The pond is a couple of acres and yeah I had thought about the benefits of leaving some in for fish structure. 30 years ago, the business I was managing had a power failure caused by a break in the lines that were buried under the parking lot. To find the location they used a gadget they called thumper. Basically a generator hooked to a BIG capacitor. They isolated the buried lines and then sent jolts from the capacitor through and that let them detect where the fault was. Makes one appreciate the power of ekectricity. Bob
Yep Bob is correct about underground cable fault locators called thumpers these days, back 45 years ago we used scopes that cost thousands of dollars, today anybody can get a handheld thumper for less than 50 bucks... times change...
18 hours and counting crap
If your already counting crap at 18 hours.....what will you be counting at 24hrs!

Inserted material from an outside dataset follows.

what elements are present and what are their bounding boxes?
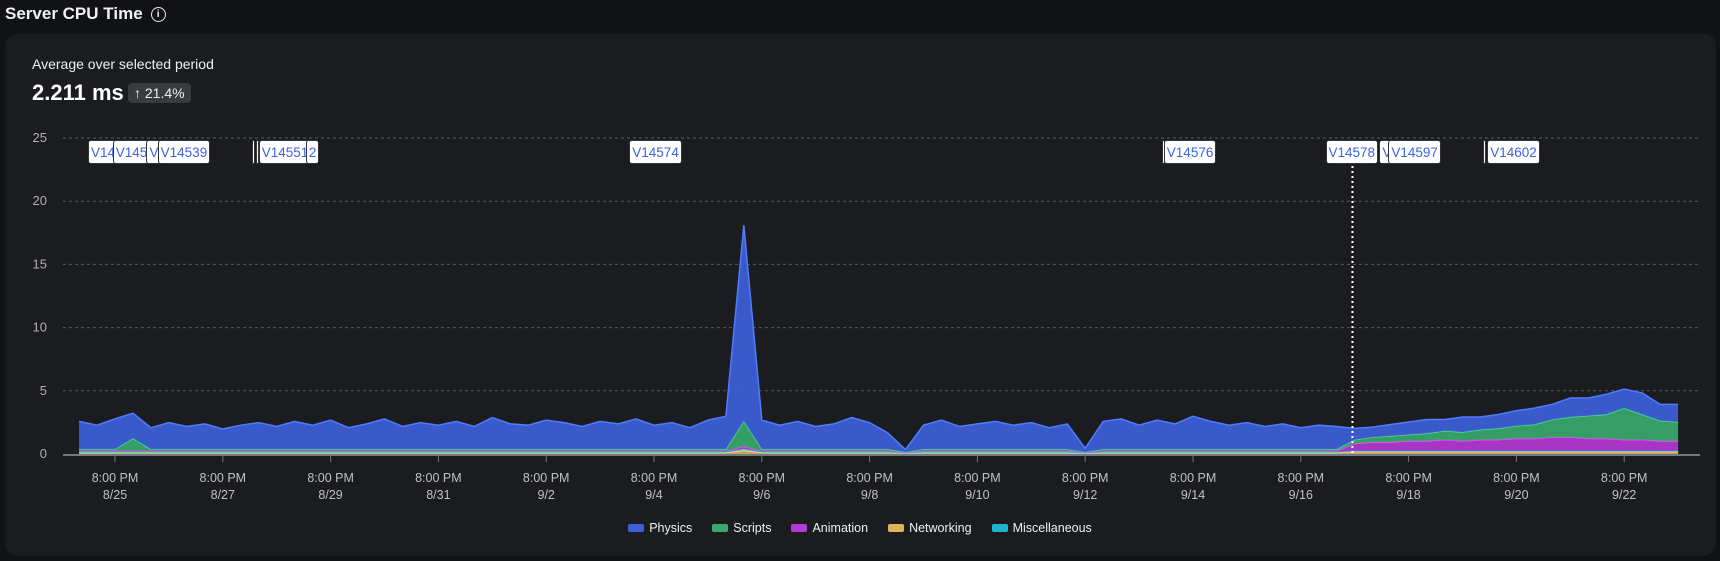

other peoples crap..........
As of a couple of minutes ago there are still 371,000 outages. On their outage map most of the locations don't even have an estimate for restoration. I wonder if any of those folks have an electric vehicle and what they are doing about charging it? I remember seeing an ad for I think the Ford truck ev that showed them plugging it in to run the house during a power failure. Of course they don't tell you how long that'll last and what happens then when you don't have power or a charged usable vehicle. Guess you just sit home in the dark watching your food spoil. Bob
I love my whole house generator running off of FREE well gas. I never know the power was out unless the clock on the microwave is blank. There is 10 second delay from power out to genset kicking in. That few seconds wipes the clock out on the micro.